Courtesy of Ken Chitwood

Chenxing Han, author of “Be the Refuge: Raising the Voices of Asian American Buddhists,“ spent a summer volunteering for the Brahmavihara AIDS Project in Cambodia, the country with the highest per capita concentration of Buddhists.

“It was a humbling summer,” she said. “I did not speak Khmer and my undergraduate degree had not taught me how to be present with people who are severely ill and dying. Many times I wanted to run away, to flinch from the reality before me.”

Her mentors at Brahmavihara helped her by modeling a spiritual care “suffused with steadiness, love, faith and compassion,” she said.
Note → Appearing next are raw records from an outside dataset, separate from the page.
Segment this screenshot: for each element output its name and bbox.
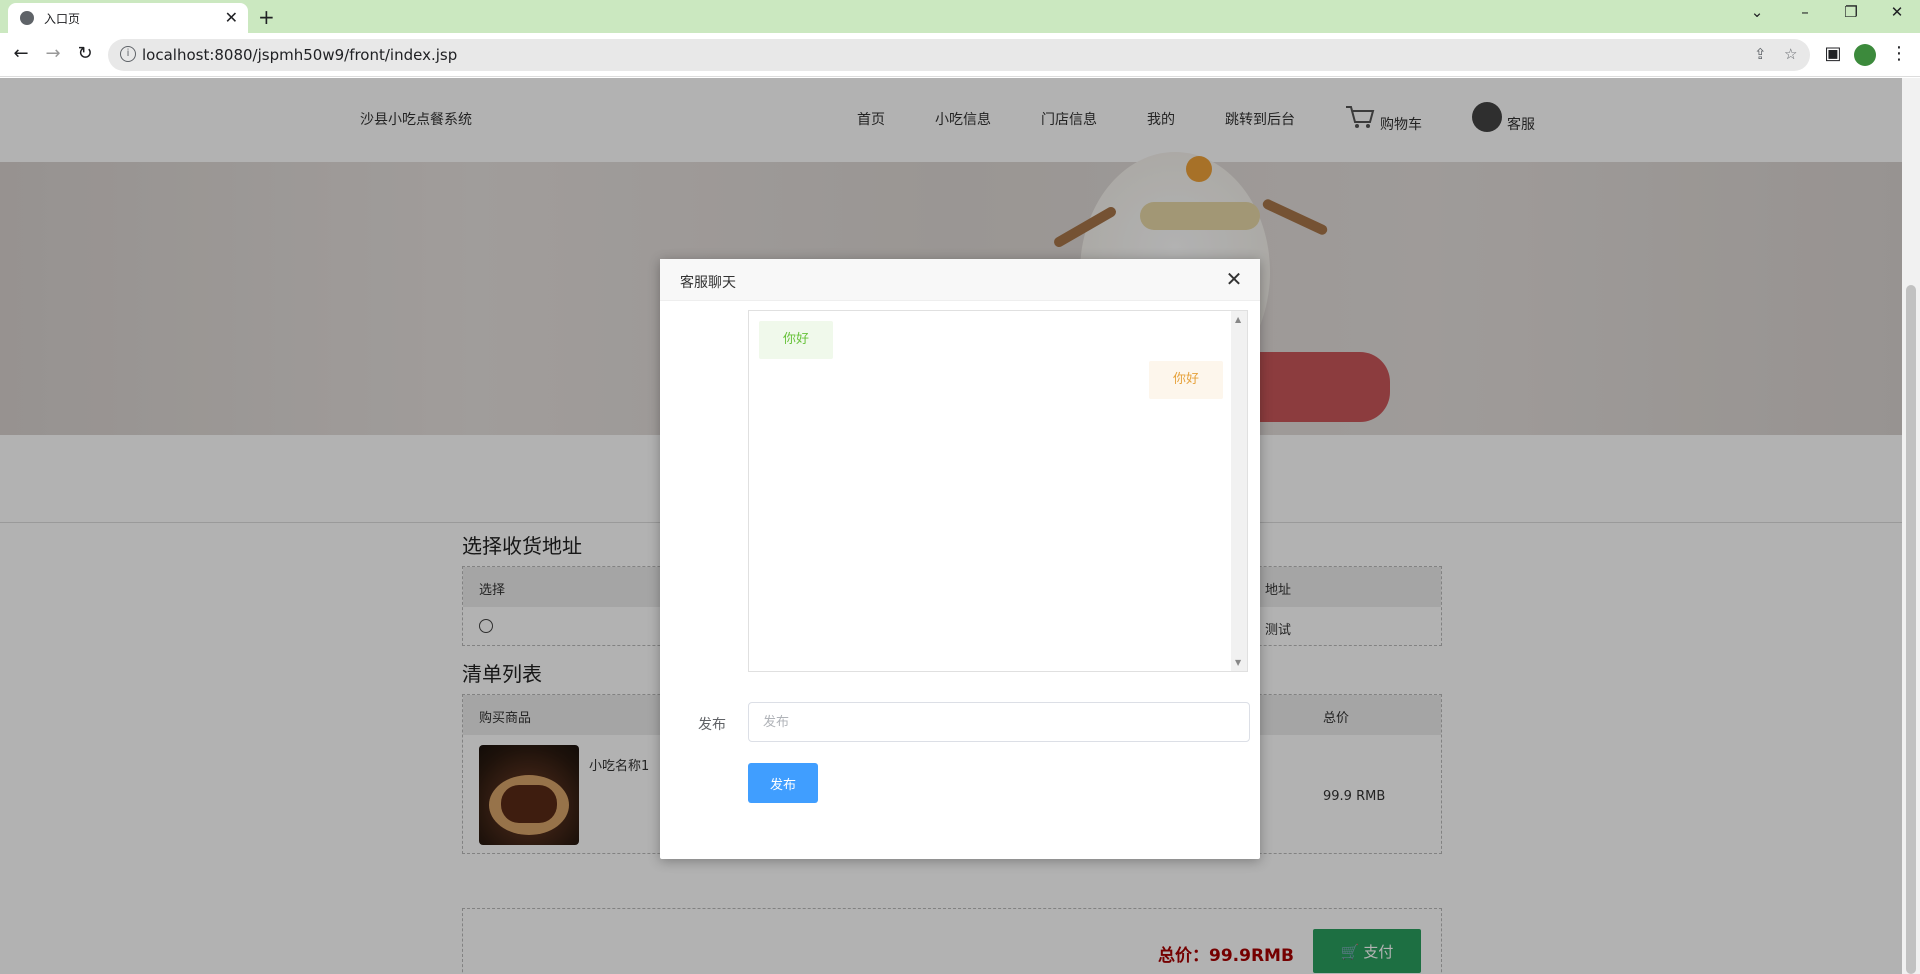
close-window-icon[interactable]: ✕ bbox=[1882, 3, 1912, 21]
scrollbar-thumb[interactable] bbox=[1906, 285, 1916, 974]
address-bar: ← → ↻ i localhost:8080/jspmh50w9/front/i… bbox=[0, 33, 1920, 77]
share-icon[interactable]: ⇪ bbox=[1754, 45, 1767, 63]
scroll-up-icon[interactable]: ▲ bbox=[1235, 315, 1241, 324]
bookmark-star-icon[interactable]: ☆ bbox=[1784, 45, 1797, 63]
post-field-label: 发布 bbox=[698, 717, 726, 733]
forward-icon[interactable]: → bbox=[42, 43, 64, 64]
dialog-title: 客服聊天 bbox=[680, 275, 736, 291]
chat-message-sent: 你好 bbox=[1149, 361, 1223, 399]
reload-icon[interactable]: ↻ bbox=[74, 43, 96, 64]
close-tab-icon[interactable]: ✕ bbox=[225, 8, 238, 27]
new-tab-icon[interactable]: + bbox=[258, 5, 275, 29]
post-button[interactable]: 发布 bbox=[748, 763, 818, 803]
restore-icon[interactable]: ❐ bbox=[1836, 3, 1866, 21]
globe-icon bbox=[20, 11, 34, 25]
chat-message-received: 你好 bbox=[759, 321, 833, 359]
browser-tab[interactable]: 入口页 ✕ bbox=[8, 3, 248, 33]
minimize-icon[interactable]: – bbox=[1790, 3, 1820, 21]
scroll-down-icon[interactable]: ▼ bbox=[1235, 658, 1241, 667]
close-icon[interactable]: ✕ bbox=[1222, 267, 1246, 291]
url-text: localhost:8080/jspmh50w9/front/index.jsp bbox=[142, 46, 458, 64]
tab-title: 入口页 bbox=[44, 12, 81, 26]
dialog-header: 客服聊天 ✕ bbox=[660, 259, 1260, 301]
chat-scrollbar[interactable]: ▲ ▼ bbox=[1231, 311, 1247, 671]
post-input[interactable] bbox=[748, 702, 1250, 742]
back-icon[interactable]: ← bbox=[10, 43, 32, 64]
page-scrollbar[interactable] bbox=[1902, 78, 1920, 974]
tab-search-icon[interactable]: ⌄ bbox=[1742, 3, 1772, 21]
service-chat-dialog: 客服聊天 ✕ 你好 你好 ▲ ▼ 发布 发布 bbox=[660, 259, 1260, 859]
profile-avatar-icon[interactable] bbox=[1854, 44, 1876, 66]
chat-message-area[interactable]: 你好 你好 ▲ ▼ bbox=[748, 310, 1248, 672]
site-info-icon[interactable]: i bbox=[120, 46, 136, 62]
menu-kebab-icon[interactable]: ⋮ bbox=[1888, 43, 1910, 64]
side-panel-icon[interactable]: ▣ bbox=[1822, 43, 1844, 64]
url-field[interactable]: i localhost:8080/jspmh50w9/front/index.j… bbox=[108, 39, 1810, 71]
browser-tab-strip: 入口页 ✕ + ⌄ – ❐ ✕ bbox=[0, 0, 1920, 33]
After her time in Cambodia, Han not only deepened her own Buddhist practice, but volunteered at the Pathways hospice in California’s Bay Area, then enrolled for formal training as a Buddhist chaplain at the Sati Center for Buddhist Studies in Redwood City, California.

“As a chaplain,” she said, “my work was not the same as hospice, though many of the patients I met died.


“For me, Buddhism isn’t all gloom and doom,” she said. “I appreciate Buddhism’s lessons for life and living as much as its insights on death and dying.”

Through her experiences, Han said, she learned that “the chaplain’s role is in many ways countercultural to the biomedical model of care.

“In the chaplain’s view, death is not a failure, but a sacred transition that awaits us all.”